State aid: Commission approves UK support scheme for financial institutions

The European Commission has approved under EC Treaty state aid rules a UK package intended to stabilise the financial markets. The package would provide new capital to eligible banks and building societies, guarantee short and medium term debt to encourage inter-bank lending and offer liquidity to banks under strict conditions. The measures were notified and assessed over the weekend and approved today under a new accelerated procedure for emergency rescue measures. The Commission found the measures to be compatible with EU state aid rules, because they were an appropriate means to remedy a serious disturbance in the UK economy (Article 87.3.b of the EC Treaty), while avoiding unnecessary distortions of competition. In particular, the package provides for non-discriminatory access, is limited in time and scope and contains safeguards to avoid the abuse of the scheme. The UK measures are therefore in line with the guidance just issued by the Commission (see IP/08/1495).

Competition Commissioner Neelie Kroes said: "The excellent cooperation with the UK authorities and our streamlined procedures have allowed the Commission to approve very quickly this innovative and well-designed support scheme for UK banks.

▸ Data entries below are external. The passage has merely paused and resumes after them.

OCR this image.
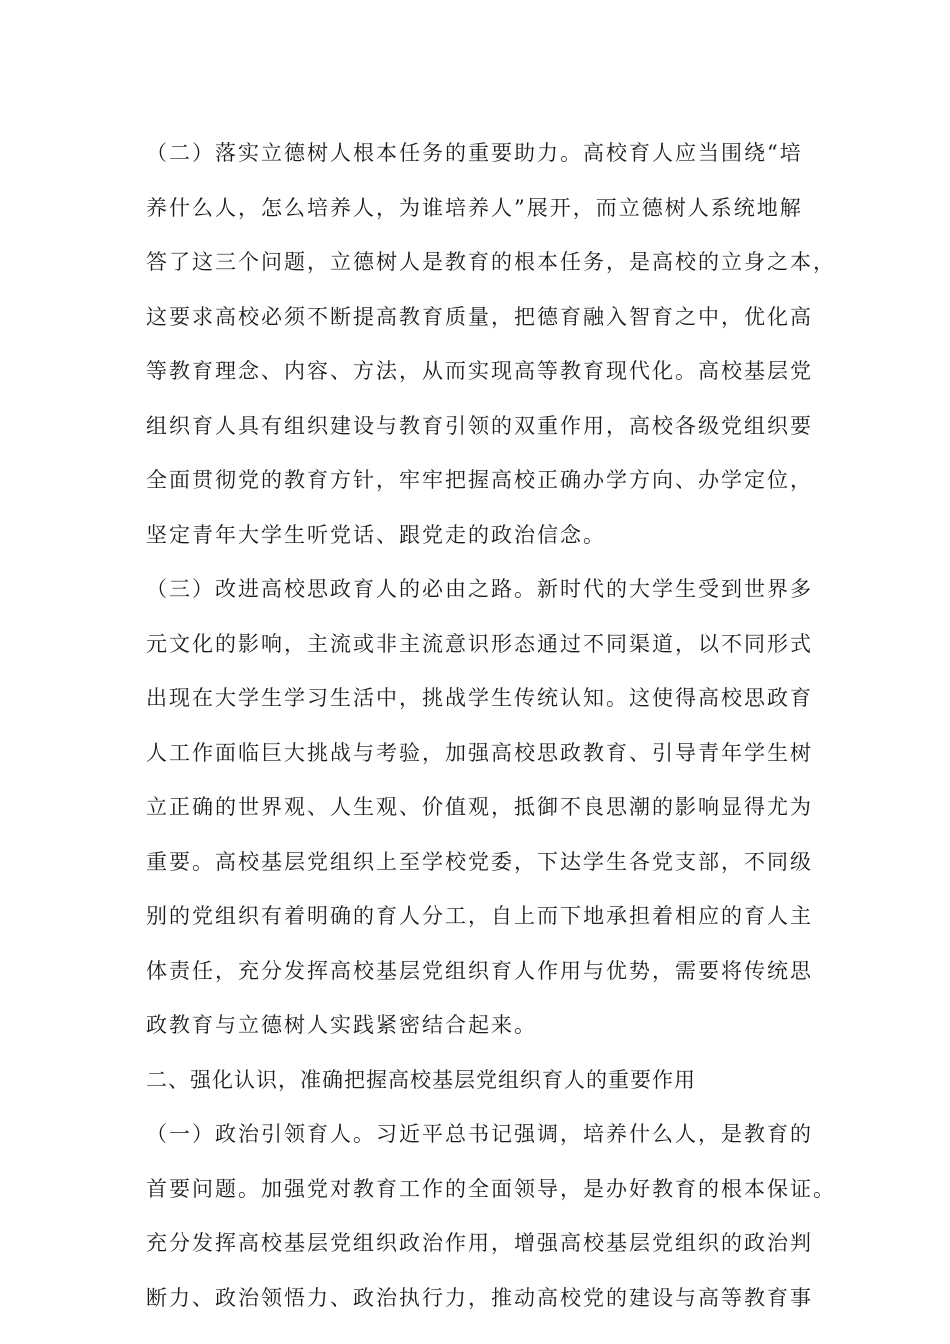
（二）落实立德树人根本任务的重要助力。高校育人应当围绕“培
养什么人，怎么培养人，为谁培养人”展开，而立德树人系统地解
答了这三个问题，立德树人是教育的根本任务，是高校的立身之本，
这要求高校必须不断提高教育质量，把德育融入智育之中，优化高
等教育理念、内容、方法，从而实现高等教育现代化。高校基层党
组织育人具有组织建设与教育引领的双重作用，高校各级党组织要
全面贯彻党的教育方针，牢牢把握高校正确办学方向、办学定位，
坚定青年大学生听党话、跟党走的政治信念。
（三）改进高校思政育人的必由之路。新时代的大学生受到世界多
元文化的影响，主流或非主流意识形态通过不同渠道，以不同形式
出现在大学生学习生活中，挑战学生传统认知。这使得高校思政育
人工作面临巨大挑战与考验，加强高校思政教育、引导青年学生树
立正确的世界观、人生观、价值观，抵御不良思潮的影响显得尤为
重要。高校基层党组织上至学校党委，下达学生各党支部，不同级
别的党组织有着明确的育人分工，自上而下地承担着相应的育人主
体责任，充分发挥高校基层党组织育人作用与优势，需要将传统思
政教育与立德树人实践紧密结合起来。
二、强化认识，准确把握高校基层党组织育人的重要作用
（一）政治引领育人。习近平总书记强调，培养什么人，是教育的
首要问题。加强党对教育工作的全面领导，是办好教育的根本保证。
充分发挥高校基层党组织政治作用，增强高校基层党组织的政治判
断力、政治领悟力、政治执行力，推动高校党的建设与高等教育事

The scheme will contribute to the recovery of European financial markets, without creating undue distortions of competition."

On 11 October 2008, the UK Authorities notified a package of measures designed to ensure the stability of the UK financial system. The package consists of:

  • A recapitalisation scheme, making available new capital to banks and building societies in exchange for preference or ordinary shares, to allow them to strengthen their balance sheets against possible losses;
  • A guarantee scheme covering the new issuance of short and medium term debt, in return for market-oriented remuneration, to support fundamentally sound banks that, due to the current crisis, are unable to access funding and
  • An extension of the short term liquidity measures provided by the Bank of England.

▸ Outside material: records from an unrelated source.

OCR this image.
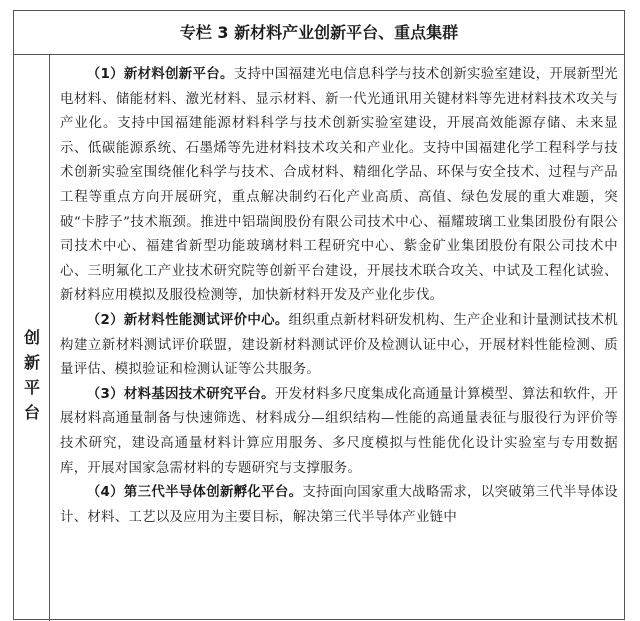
专栏 3 新材料产业创新平台、重点集群
创
新
平
台

（1）新材料创新平台。支持中国福建光电信息科学与技术创新实验室建设，开展新型光电材料、储能材料、激光材料、显示材料、新一代光通讯用关键材料等先进材料技术攻关与产业化。支持中国福建能源材料科学与技术创新实验室建设，开展高效能源存储、未来显示、低碳能源系统、石墨烯等先进材料技术攻关和产业化。支持中国福建化学工程科学与技术创新实验室围绕催化科学与技术、合成材料、精细化学品、环保与安全技术、过程与产品工程等重点方向开展研究，重点解决制约石化产业高质、高值、绿色发展的重大难题，突破“卡脖子”技术瓶颈。推进中铝瑞闽股份有限公司技术中心、福耀玻璃工业集团股份有限公司技术中心、福建省新型功能玻璃材料工程研究中心、紫金矿业集团股份有限公司技术中心、三明氟化工产业技术研究院等创新平台建设，开展技术联合攻关、中试及工程化试验、新材料应用模拟及服役检测等，加快新材料开发及产业化步伐。

（2）新材料性能测试评价中心。组织重点新材料研发机构、生产企业和计量测试技术机构建立新材料测试评价联盟，建设新材料测试评价及检测认证中心，开展材料性能检测、质量评估、模拟验证和检测认证等公共服务。

（3）材料基因技术研究平台。开发材料多尺度集成化高通量计算模型、算法和软件，开展材料高通量制备与快速筛选、材料成分—组织结构—性能的高通量表征与服役行为评价等技术研究，建设高通量材料计算应用服务、多尺度模拟与性能优化设计实验室与专用数据库，开展对国家急需材料的专题研究与支撑服务。

（4）第三代半导体创新孵化平台。支持面向国家重大战略需求，以突破第三代半导体设计、材料、工艺以及应用为主要目标，解决第三代半导体产业链中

The Commission concluded that the package constituted an appropriate means to restore confidence in the creditworthiness of UK financial institutions and to stimulate inter-bank lending. In particular, the package is limited in time and scope and provides non-discriminatory access for financial institutions with substantial business in the UK . It caps the future lending activity of participating institutions with regard to their past balance sheets, in order to avoid abusive expansion, based solely on advantages derived from the state support. At company level, it limits managers' remuneration and requires the beneficiaries to respect good governance practices.

Companies that benefited from capital injections and that intend to maintain the state's shareholding beyond a certain timeframe have to submit a restructuring plan to the Commission. Debt guarantees on newly issued debt will be available only to financially sound beneficiaries that meet certain capital ratios.

Finally, the UK has committed to report to the Commission every six months on the execution of the scheme.

The non-confidential version of the decision will be made available under the case number N 507/2008 in the State Aid Register on the DG Competition website once any confidentiality issues have been resolved. New publications of state aid decisions on the internet and in the Official Journal are listed in the State Aid Weekly e-News.